Pulling out of the post office, I am relieved to turn right, which means that I don’t have to cross the river again.  I am now about a quarter of a mile from where the road always floods out, but I’m heading south, which is uphill.  I should be good to go for about three miles until I hit another river.  I notice while sitting at the light that one of the street drains is spewing water three feet into the air.  How I can even see this amazes me because it is raining so hard and so fast that the wipers cannot keep pace.  Of course, my reaction is jesuschrist.

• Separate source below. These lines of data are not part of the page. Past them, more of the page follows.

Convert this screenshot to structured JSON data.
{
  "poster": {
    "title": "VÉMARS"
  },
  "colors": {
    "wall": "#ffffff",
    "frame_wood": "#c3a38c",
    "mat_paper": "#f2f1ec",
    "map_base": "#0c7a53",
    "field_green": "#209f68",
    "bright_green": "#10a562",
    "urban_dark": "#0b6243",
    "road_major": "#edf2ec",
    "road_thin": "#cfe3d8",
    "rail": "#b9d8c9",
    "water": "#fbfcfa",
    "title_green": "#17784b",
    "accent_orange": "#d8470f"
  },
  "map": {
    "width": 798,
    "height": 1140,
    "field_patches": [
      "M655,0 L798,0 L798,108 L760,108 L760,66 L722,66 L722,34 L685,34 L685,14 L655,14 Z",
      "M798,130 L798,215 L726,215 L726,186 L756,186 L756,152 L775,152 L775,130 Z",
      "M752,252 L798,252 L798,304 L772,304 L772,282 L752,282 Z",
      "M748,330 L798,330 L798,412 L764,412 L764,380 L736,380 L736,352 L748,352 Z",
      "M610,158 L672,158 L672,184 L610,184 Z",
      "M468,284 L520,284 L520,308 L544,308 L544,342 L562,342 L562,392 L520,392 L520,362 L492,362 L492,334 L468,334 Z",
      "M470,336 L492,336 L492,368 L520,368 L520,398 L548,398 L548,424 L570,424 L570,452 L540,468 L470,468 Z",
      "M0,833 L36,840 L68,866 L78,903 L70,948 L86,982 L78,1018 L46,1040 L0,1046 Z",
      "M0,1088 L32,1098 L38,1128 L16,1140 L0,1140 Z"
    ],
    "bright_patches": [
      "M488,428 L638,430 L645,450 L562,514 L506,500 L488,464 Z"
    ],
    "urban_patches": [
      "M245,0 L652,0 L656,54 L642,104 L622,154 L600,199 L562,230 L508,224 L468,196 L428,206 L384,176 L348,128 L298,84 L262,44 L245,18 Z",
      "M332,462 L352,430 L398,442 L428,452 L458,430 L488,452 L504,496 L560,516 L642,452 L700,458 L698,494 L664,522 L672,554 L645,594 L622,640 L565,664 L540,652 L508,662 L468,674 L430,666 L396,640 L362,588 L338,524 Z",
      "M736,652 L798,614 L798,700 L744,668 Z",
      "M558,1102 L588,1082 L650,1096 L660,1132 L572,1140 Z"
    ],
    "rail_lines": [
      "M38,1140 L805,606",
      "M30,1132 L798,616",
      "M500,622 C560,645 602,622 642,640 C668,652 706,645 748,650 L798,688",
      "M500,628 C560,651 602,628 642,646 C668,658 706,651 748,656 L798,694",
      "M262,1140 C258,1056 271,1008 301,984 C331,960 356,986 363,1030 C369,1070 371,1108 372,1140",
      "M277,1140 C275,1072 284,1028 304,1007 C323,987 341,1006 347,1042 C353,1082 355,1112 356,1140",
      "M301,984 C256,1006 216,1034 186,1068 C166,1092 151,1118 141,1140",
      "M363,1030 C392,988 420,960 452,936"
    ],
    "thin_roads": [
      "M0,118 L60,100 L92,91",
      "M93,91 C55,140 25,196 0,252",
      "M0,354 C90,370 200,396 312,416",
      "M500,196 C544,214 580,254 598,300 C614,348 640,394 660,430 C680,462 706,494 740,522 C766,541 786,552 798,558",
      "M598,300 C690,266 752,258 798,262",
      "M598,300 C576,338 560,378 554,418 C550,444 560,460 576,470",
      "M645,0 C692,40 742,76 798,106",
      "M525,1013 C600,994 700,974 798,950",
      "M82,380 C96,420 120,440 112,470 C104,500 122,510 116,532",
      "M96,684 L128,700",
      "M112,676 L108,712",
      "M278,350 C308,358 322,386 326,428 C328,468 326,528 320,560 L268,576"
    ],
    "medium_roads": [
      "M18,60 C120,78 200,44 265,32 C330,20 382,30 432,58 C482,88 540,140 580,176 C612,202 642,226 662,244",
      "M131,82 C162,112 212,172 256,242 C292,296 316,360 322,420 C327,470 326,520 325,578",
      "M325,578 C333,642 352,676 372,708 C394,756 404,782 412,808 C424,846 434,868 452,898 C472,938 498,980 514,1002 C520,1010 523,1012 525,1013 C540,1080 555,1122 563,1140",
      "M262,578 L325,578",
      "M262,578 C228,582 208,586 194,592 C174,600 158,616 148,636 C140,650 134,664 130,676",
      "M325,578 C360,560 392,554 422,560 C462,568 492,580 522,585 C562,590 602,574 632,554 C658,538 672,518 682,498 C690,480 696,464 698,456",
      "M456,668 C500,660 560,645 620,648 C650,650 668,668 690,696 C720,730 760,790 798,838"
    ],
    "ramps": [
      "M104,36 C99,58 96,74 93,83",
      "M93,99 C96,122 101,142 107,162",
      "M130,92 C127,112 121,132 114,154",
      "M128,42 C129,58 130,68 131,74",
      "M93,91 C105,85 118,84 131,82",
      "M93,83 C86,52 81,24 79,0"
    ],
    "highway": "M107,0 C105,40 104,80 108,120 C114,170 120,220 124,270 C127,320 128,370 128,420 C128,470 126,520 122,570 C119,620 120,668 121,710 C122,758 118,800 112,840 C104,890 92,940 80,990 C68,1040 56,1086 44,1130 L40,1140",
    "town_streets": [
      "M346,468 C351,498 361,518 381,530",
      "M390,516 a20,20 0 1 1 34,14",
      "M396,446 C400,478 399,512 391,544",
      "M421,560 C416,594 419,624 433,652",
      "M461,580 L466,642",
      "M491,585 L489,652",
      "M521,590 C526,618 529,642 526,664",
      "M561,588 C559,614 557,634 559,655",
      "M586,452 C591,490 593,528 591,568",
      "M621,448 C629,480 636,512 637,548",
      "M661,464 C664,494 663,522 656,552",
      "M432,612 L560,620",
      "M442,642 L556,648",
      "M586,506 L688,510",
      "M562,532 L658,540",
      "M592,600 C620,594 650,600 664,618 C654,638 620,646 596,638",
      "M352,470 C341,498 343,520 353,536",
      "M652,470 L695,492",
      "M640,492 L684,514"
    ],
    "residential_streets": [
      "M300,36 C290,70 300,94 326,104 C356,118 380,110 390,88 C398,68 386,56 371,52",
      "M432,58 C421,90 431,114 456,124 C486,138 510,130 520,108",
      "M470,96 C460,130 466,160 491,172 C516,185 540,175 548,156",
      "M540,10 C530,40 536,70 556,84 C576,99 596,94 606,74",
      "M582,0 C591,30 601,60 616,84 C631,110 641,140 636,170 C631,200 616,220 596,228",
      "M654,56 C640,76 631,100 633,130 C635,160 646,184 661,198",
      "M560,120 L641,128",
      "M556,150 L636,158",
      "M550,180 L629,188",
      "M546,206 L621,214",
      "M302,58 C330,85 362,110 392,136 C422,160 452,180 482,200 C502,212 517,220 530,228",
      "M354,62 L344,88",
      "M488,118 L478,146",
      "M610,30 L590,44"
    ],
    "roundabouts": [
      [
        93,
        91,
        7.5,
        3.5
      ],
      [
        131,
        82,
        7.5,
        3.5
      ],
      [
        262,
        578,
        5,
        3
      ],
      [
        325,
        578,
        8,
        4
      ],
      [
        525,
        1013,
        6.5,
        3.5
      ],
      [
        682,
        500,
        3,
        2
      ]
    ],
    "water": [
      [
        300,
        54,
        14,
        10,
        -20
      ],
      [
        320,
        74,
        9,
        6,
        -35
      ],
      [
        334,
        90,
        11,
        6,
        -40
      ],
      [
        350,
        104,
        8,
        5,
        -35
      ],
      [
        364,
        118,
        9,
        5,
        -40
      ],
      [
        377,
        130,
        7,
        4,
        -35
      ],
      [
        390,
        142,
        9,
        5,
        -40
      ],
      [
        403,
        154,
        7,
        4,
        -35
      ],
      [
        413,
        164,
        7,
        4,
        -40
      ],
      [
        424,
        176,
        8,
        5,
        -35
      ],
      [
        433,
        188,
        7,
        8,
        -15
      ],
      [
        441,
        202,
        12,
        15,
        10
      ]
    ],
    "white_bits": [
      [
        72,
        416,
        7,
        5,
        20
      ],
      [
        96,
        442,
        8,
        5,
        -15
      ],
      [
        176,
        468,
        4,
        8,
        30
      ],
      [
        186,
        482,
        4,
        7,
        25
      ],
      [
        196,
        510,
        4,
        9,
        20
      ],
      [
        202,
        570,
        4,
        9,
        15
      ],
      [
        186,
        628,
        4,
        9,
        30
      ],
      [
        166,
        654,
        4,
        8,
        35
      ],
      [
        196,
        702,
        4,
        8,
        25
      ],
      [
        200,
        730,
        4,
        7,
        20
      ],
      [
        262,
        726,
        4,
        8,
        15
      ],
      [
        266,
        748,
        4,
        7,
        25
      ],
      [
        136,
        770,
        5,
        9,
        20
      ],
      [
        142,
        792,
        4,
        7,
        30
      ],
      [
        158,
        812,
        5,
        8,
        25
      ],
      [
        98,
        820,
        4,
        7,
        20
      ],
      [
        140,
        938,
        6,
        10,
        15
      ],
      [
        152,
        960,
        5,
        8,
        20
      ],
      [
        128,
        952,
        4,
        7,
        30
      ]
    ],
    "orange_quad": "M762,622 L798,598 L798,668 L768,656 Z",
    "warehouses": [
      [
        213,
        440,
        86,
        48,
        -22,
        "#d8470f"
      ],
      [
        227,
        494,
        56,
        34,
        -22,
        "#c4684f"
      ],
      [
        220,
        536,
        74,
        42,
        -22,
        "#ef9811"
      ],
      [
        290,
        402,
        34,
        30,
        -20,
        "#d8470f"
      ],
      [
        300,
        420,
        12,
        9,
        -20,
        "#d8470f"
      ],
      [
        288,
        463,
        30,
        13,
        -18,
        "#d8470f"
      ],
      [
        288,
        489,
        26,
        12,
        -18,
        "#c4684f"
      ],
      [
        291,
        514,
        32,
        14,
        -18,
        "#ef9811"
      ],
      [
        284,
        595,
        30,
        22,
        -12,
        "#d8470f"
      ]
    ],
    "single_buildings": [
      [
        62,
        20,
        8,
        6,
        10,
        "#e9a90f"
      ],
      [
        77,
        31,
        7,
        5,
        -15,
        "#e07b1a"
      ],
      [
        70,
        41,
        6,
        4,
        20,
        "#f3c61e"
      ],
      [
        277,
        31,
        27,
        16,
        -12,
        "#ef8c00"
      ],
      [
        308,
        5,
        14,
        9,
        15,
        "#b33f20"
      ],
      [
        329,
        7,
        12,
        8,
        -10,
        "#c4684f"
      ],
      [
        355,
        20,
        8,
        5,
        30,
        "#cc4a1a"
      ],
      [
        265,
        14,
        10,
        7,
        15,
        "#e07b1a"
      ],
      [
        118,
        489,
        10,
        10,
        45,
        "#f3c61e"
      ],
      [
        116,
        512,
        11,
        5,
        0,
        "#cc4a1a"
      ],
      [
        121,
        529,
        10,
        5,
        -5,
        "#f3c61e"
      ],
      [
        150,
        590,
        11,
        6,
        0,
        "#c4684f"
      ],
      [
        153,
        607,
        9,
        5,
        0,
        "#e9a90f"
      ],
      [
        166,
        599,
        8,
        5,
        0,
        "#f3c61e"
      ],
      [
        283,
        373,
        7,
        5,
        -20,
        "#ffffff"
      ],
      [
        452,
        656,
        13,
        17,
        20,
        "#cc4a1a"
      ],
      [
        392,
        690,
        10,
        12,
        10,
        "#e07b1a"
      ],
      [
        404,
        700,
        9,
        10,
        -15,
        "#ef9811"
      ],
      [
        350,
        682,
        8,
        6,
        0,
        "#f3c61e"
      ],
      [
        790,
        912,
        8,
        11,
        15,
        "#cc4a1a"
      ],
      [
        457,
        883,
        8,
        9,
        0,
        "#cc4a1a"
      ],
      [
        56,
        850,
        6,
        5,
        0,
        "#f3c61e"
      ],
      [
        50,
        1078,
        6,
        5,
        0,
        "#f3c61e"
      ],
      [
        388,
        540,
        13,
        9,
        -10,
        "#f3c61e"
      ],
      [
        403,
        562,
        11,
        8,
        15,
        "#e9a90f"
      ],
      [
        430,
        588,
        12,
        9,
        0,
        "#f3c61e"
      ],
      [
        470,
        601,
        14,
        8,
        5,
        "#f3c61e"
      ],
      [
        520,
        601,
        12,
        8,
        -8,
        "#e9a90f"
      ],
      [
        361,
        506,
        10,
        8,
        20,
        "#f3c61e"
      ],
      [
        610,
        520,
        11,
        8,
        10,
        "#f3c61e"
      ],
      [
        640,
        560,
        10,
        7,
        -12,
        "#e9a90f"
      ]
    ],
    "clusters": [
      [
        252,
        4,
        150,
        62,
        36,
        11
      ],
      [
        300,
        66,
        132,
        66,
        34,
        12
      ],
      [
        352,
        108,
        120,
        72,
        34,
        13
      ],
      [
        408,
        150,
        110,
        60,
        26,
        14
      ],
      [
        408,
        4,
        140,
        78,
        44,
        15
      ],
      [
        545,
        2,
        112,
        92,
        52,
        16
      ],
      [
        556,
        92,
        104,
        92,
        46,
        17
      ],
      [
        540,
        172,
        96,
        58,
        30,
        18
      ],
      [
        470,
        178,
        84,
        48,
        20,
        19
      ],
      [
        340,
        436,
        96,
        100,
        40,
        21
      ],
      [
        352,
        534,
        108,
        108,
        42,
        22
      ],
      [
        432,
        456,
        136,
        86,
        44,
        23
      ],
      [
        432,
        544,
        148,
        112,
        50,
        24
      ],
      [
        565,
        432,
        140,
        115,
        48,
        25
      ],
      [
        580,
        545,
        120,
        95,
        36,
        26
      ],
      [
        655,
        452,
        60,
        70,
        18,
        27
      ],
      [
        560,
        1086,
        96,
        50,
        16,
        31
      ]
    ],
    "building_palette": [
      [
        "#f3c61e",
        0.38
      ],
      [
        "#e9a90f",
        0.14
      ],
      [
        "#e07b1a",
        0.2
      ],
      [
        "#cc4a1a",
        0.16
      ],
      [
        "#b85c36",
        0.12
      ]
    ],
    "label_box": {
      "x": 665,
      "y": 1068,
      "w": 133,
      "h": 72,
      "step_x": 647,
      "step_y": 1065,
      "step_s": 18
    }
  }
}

My brilliant plan to go uphill for a few miles and avoid more flooding takes a nasty turn at the top of the hill about a half-mile later.  For some reason, water is puddling badly near the top of the hill by the academy.  This makes no sense to me as we are all on a fairly steep hill, but water is several inches deep and covering the entire upper road, as if it has suddenly decided to defy the Laws of Nature.  Huge waves form as we all plow through, hoping the light stays green so we don’t stall out.  Jesuschrist.

I decide at this point that trying to go the main route is probably a bad idea because the small river a few miles south usually spills over and closes the road in flash flood conditions, which we are experiencing at the moment.  I know this because the nearby city of Peabody is already closed and underwater.  I go the scenic route, instead, deciding that the very hilly route 125 is my best bet.  I sigh jesuschrist  twice more just getting from Main Street over to the two-lane highway as twice more I go completely under the waves caused by my own car going one direction and giant school buses coming from the other direction.

I am only on route 125 for about two miles, but several dips in the road cause me to mouth out jesuschrist at least two more times before I finally turn onto back roads that lead toward my job.  I have a choice: Drive by the baseball fields that flood, or drive straight through the state park where the street is dangerously close to the ponds and where I will have to cross a brook that often rises quickly over the road (I’ve actually passed ducks swimming in the roadway there).  I decide to take my chances with the ball fields as I cannot see well enough to make it past the real ponds without sliding into one.  In the three-mile ride I have left to work, I mutter jesuschrist no less than four times as I hit several more puddles that are the size of Olympic swimming pools.

When I finally arrive at work, I need to sit in my car for a few moments, partially because it is pouring buckets and I have to dash a good distance through the rivulet-riddled lot, and partially because I am so damned relieved to have made it to work without drowning or hydroplaning into oblivion.  As I enter the building, dripping and bringing Mother Nature inside with me, the custodian laughs and calls me Noah.

“Maybe not Noah,” I laugh, “but I did say jesuschrist about fifteen times on my way in.  I’m not sure if I were praying, swearing, or both.”

Once I get to my room, I have to pull down the shades (except the trash bag one I had to tape up, so it doesn’t do anything but sit there half-open).  I cannot look at the rain any longer.  It’s too depressing, too stressful, too … gray.  It rains so completely that I cannot see the building wing that sits parallel to mine across a small field.  All I can see is the constant barrage of rain, still coming down like a power-washer and making the steady whooshing noise that sounds like the inside of a wind tunnel.

The sun breaks out for all of fifteen minutes just before lunch then retreats behind more rain, poking its rays out like Bradbury’s short story “All Summer In a Day.”  It rains still when I leave to come home again, but some of the drains have cleared, the steadiness of the storm has begun to abate, and the daylight is just enough to prevent my headlights from being necessary.  When it’s all over, some areas are due to total four to six inches of rain in less than twenty-four hours. 

Jesuschrist.  That’s like four to six feet of snow. 

Relief sets in.  I can deal with a damp lower back, a few mild expletives, and several attempts to become Captain Nemo because I’m not shoveling mounds of snow.  Sometimes we have to take the small victories when we are lucky enough to get them.